Moreover, psychologist Salvatore Maddi found something similar in his research on how people handle change. Over 12 years in the 1970s and ‘80s, Maddi and his team monitored hundreds of employees who worked for a phone company that had monopolized the industry. During that time, the monopoly was finally broken up and many employees were laid off. Consequently, Maddi found that the individuals who struggled most with the changes were those who wanted to return to how things used to be. Those who took a step forward into their new normal were the ones who thrived. Maddi described them as having “existential courage.” The phrase is related to the concept of “growth mindset”—the idea that we can learn and grow from traumatic experiences.
In one of his many published studies, Maddi wrote: “Hardiness has been shown in research to enhance performance and health, despite stressful changes, and to increase perceptions and actions consistent with choosing the future.” Hardiness is similar to resilience—the ability to bounce back more quickly from challenging events.
Strategies for How to Navigate Through Change
Experts have broken down the process of change into four stages:
- The status quo—life as usual
- Disruption of the status quo by an inner or outer force
- Adjustment and uncertainty
- New normal.
The most difficult stage, of course, is the third one. It’s in the adjustment and transition process that we must face our own resistance to change, and feel the sadness of having lost the status quo. Here are a few tips for how to navigate through change as a young adult.
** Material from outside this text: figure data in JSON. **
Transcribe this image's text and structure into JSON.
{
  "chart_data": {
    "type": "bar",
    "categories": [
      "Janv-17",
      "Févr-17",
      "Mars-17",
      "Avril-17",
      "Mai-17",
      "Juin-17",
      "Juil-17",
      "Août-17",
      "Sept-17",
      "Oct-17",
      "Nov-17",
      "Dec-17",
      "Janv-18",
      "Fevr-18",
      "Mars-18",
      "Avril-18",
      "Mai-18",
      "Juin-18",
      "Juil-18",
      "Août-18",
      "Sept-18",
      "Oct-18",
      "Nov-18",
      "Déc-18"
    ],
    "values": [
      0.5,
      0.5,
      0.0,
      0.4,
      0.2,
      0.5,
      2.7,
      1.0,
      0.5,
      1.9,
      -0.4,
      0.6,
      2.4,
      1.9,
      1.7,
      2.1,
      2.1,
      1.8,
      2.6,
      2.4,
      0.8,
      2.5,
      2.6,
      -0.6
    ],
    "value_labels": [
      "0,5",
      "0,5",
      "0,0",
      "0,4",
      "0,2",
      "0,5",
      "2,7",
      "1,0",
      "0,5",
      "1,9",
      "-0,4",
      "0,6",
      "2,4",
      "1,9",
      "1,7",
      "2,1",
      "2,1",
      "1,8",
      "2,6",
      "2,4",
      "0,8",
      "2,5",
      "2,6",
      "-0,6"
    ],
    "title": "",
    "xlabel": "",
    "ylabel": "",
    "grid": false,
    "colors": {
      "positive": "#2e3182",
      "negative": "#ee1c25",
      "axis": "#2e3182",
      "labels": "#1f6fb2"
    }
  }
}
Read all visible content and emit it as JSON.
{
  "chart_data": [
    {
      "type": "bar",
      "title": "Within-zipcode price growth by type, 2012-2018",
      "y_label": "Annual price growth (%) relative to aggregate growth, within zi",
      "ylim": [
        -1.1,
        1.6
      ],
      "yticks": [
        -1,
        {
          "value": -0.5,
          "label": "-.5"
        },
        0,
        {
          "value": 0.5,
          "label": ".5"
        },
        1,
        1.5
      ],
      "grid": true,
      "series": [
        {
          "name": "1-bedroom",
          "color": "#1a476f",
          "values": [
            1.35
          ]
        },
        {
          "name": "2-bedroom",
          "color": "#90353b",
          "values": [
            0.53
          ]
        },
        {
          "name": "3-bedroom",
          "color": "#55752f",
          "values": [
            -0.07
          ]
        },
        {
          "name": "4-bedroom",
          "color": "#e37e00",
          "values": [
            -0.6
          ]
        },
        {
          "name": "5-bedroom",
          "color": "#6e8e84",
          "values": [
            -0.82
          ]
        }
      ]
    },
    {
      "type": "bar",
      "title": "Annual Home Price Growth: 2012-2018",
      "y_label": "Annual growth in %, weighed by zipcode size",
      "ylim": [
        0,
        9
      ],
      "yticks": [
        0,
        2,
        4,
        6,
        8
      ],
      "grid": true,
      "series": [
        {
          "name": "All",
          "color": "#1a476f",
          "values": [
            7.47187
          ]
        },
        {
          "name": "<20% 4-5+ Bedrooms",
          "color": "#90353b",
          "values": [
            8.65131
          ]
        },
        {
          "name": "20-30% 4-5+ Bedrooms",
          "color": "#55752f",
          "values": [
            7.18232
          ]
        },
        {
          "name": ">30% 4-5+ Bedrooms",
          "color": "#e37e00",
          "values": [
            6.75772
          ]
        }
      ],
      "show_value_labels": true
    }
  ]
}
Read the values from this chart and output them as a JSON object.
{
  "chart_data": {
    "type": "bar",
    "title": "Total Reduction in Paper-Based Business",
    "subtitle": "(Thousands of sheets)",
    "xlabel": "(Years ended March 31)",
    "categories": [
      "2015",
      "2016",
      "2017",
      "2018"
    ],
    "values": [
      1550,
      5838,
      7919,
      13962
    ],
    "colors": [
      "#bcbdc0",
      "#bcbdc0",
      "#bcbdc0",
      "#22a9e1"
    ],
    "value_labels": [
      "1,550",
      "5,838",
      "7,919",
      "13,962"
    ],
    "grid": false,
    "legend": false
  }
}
Acknowledge change and work toward accepting it. In order to embrace change, you might need to first grieve the loss of what used to be. Once you fully acknowledge that loss, the next step is discovering what you can gain from the new normal. Where are the hidden positives and possibilities? What will the importance of change be for you? Identify areas of potential growth and self-development.
Establish a routine. In order to stay balanced in the midst of intense global change like we’re experiencing now, it’s helpful to be able to exert some form of control over your day-to-day life. One healthy way to do that is by creating a routine that incorporates evidence-based self-care approaches to enhancing mental health, like eating well, exercising, and spending time in nature. What healthy habits do you want to build? What are you ready to let go of?
“In order to embrace change, you might need to first grieve the loss of what used to be. Once you fully acknowledge that loss, the next step is discovering what you can gain from the new normal.”
Build a foundation of connection. Authentic connection to self and others helps create a foundation of well-being that will support the process of change. Practices like yoga and meditation foster connection with oneself and with a sense of gratitude and mindfulness. Time spent with loved ones—in safe ways that respect recommended guidelines—creates stability and strength within the turbulence of change.
Seek meaning and purpose. Adjusting to the new normal is easier when we have the anchor of meaning and purpose in our lives. This may come from helping others, from a spiritual practice, from a passion for activism, or from an artistic endeavor. Think about what brings you joy, even in hard times, and investigate how you can bring more of it into your daily life.
In conclusion, learning how to navigate through change isn’t easy. But young adults are built to adapt and find new ways to thrive.